Album Review: Sabrewulf – Mala Suerte
Reviewed by Dan Barnes
Only the second album from the Texans, Mala Suerte feels a lot like Sabrewulf’s love-letter to Scandinavian Death Metal. That’s not to say the band are lazily picking up Entombed’s playbook and regurgitating tired ideas, rather they are using that classic sound as the starting point for an exploration of the genre.
For proof of the scope of the album, look no further than the closing and title track – a seven-and-a-half-minute epic journey through all the ideas laid out before. Mala Suerte’s beginning is atmospheric and ancient sounding, chanting is accompanied by unsettling guitar lines which foreshadow the grim vocals. It feels like Sabrewulf are pushing the boundaries here in a way they only intimate elsewhere on the record, their arrival at this point sees them having passed through some traditional death metal tropes: the huge low end of Bottom Dweller and Marked for Death, the big hooks and precise riffing of Ritual Skin, all flavoured by a modern twist of panic inducing beatdowns.

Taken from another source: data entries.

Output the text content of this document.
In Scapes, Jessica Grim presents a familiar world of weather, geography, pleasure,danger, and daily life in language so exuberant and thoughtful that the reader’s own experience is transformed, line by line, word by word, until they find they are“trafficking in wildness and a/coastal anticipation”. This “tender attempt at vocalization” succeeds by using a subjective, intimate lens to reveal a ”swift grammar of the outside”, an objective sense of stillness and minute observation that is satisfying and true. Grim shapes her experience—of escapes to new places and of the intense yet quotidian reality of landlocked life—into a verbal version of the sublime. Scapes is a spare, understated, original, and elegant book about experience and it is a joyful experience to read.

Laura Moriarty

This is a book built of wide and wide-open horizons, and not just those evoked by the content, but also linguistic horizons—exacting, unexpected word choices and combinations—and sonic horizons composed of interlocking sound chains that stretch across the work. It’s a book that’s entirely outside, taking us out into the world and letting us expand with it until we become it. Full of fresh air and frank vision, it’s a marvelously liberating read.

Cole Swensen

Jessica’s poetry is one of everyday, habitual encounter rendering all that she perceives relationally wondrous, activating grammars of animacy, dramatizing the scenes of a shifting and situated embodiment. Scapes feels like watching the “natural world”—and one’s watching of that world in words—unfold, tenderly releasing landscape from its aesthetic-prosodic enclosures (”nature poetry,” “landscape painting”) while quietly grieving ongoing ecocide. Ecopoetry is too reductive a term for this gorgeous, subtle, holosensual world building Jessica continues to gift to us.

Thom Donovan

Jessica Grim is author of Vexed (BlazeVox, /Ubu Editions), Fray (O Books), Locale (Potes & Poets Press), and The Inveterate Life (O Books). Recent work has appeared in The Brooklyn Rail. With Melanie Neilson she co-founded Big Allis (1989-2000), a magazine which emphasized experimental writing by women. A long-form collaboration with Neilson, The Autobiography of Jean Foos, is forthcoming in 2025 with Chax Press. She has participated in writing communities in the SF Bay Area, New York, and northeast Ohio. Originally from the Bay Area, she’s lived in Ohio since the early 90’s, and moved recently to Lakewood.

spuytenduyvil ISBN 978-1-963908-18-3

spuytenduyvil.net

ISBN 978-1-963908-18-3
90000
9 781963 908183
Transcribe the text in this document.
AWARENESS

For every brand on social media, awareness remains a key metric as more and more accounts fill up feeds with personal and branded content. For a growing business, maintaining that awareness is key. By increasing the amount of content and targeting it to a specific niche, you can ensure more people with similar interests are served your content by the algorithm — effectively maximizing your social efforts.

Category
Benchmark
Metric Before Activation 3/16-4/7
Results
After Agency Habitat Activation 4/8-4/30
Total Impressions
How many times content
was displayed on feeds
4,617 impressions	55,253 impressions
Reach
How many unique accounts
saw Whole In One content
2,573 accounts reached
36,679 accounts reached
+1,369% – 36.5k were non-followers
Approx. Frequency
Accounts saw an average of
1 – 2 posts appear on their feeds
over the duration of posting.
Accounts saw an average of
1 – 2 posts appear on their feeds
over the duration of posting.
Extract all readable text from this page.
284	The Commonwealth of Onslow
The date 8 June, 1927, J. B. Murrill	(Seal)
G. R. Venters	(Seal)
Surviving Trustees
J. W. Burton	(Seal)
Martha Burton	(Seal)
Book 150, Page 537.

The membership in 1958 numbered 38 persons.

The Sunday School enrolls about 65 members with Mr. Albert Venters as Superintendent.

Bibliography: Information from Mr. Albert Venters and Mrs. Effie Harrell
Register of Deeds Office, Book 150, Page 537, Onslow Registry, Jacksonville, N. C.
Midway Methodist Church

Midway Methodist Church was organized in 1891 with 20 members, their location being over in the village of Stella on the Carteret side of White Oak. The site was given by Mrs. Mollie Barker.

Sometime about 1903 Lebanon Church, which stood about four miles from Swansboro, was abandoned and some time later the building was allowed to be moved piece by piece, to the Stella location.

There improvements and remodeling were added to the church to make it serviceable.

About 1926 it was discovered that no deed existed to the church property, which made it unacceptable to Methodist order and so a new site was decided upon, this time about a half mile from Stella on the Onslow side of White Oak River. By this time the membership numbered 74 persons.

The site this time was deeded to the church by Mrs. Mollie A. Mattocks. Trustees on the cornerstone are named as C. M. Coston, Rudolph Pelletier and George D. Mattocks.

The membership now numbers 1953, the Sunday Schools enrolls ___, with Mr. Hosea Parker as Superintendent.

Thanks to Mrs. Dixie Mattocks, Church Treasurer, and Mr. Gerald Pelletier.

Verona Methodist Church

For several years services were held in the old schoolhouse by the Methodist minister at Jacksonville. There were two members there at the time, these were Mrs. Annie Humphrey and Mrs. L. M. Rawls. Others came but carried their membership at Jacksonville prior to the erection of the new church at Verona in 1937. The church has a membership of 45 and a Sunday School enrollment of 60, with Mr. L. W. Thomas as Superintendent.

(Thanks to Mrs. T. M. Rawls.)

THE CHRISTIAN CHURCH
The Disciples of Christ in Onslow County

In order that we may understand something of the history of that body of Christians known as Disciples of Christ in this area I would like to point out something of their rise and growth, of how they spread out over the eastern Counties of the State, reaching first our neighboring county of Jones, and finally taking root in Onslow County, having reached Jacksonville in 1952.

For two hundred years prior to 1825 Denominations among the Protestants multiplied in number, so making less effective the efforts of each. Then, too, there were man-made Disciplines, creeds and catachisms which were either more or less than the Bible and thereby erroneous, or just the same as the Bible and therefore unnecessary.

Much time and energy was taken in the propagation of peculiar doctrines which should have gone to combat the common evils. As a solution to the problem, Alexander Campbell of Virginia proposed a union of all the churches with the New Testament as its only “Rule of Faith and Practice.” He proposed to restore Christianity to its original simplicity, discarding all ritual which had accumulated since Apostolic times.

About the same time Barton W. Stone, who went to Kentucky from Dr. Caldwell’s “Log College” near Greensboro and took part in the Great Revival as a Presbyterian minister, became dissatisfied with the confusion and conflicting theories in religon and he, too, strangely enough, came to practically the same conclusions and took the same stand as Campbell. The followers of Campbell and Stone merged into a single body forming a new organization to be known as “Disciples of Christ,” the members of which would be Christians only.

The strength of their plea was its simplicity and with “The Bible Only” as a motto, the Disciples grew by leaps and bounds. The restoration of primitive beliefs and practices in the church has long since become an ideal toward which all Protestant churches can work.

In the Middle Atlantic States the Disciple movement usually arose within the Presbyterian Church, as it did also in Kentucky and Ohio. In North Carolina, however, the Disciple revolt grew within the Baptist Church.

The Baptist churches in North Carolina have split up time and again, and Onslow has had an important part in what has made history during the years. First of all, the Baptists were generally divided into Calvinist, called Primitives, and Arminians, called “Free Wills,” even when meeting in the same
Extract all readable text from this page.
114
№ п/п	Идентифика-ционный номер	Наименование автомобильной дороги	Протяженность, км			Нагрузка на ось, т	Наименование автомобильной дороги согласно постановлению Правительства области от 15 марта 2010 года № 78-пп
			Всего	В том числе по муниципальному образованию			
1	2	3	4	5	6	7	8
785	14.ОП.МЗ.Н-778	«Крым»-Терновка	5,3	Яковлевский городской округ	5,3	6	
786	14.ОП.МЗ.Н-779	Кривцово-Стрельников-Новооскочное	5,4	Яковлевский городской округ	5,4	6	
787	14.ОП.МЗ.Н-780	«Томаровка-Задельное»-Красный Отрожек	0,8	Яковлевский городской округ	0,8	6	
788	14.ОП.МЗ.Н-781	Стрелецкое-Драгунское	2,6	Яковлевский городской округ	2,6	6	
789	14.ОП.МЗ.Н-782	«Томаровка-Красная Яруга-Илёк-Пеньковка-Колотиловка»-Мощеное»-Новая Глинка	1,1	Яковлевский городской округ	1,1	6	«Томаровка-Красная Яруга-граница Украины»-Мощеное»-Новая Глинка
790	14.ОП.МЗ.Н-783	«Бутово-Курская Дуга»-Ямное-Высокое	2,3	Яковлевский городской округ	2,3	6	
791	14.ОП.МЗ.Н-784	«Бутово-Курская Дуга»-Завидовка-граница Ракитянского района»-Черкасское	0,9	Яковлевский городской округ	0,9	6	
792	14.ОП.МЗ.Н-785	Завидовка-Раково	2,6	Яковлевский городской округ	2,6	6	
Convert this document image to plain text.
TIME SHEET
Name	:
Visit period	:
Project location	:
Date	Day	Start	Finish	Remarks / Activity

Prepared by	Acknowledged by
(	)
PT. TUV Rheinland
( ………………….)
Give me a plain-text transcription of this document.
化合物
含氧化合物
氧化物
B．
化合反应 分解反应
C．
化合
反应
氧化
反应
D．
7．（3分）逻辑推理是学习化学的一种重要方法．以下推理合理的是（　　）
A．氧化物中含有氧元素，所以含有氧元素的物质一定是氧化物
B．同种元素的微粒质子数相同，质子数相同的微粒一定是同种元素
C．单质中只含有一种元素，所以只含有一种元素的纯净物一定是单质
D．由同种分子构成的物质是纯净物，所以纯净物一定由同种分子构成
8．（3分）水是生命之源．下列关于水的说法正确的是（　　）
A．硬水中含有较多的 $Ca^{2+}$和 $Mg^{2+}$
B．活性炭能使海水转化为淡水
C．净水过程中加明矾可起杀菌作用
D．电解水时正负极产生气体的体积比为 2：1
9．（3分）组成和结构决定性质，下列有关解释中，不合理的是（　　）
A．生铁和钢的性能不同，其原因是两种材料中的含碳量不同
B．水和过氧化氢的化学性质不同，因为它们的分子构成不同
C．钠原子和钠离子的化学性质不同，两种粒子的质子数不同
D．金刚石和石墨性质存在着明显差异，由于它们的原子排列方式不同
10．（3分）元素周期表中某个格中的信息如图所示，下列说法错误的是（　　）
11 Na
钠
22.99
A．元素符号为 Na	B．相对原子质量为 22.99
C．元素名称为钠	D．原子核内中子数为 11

Sabrewulf are not afraid of mixing up the tempo all across Mala Suerte; Grave of Pestilence combines pummelling drums with lighter moments, whereas Warbreeder’s explosive opening and choppy riff surrenders itself to howling guitar.
But if you are in the mood for flat-out aggression look no further than Inverted Faith and Coffin Nails, two tracks which cannot be accused of subtlety, instead are fast and savage and bludgeoning the listener into submission.
The pre-curser to the track Mala Suerte is found in Final Prayer, the album’s central song and one which picks up the ominous opening of Beyond the Gates and transforms it into stylistic juxtaposition, pitting a darkly atmospheric – almost doomy – drone, supporting a female vocal, against a ferocious wall of sound in which the male voice sits so low in the mix that it is rendered nearly inaudible.
For a genre that can be by-the-numbers in less capable hands, Sabrewulf have created a forward-looking and genre-defining album with Mala Suerte. In listening to it as preparation for this review I was shocked at the fact that it seemed to come to an end far too quickly and no matter how many times I put it on it always seemed to have something to say that I had missed the last time around. That for me is always a good sign.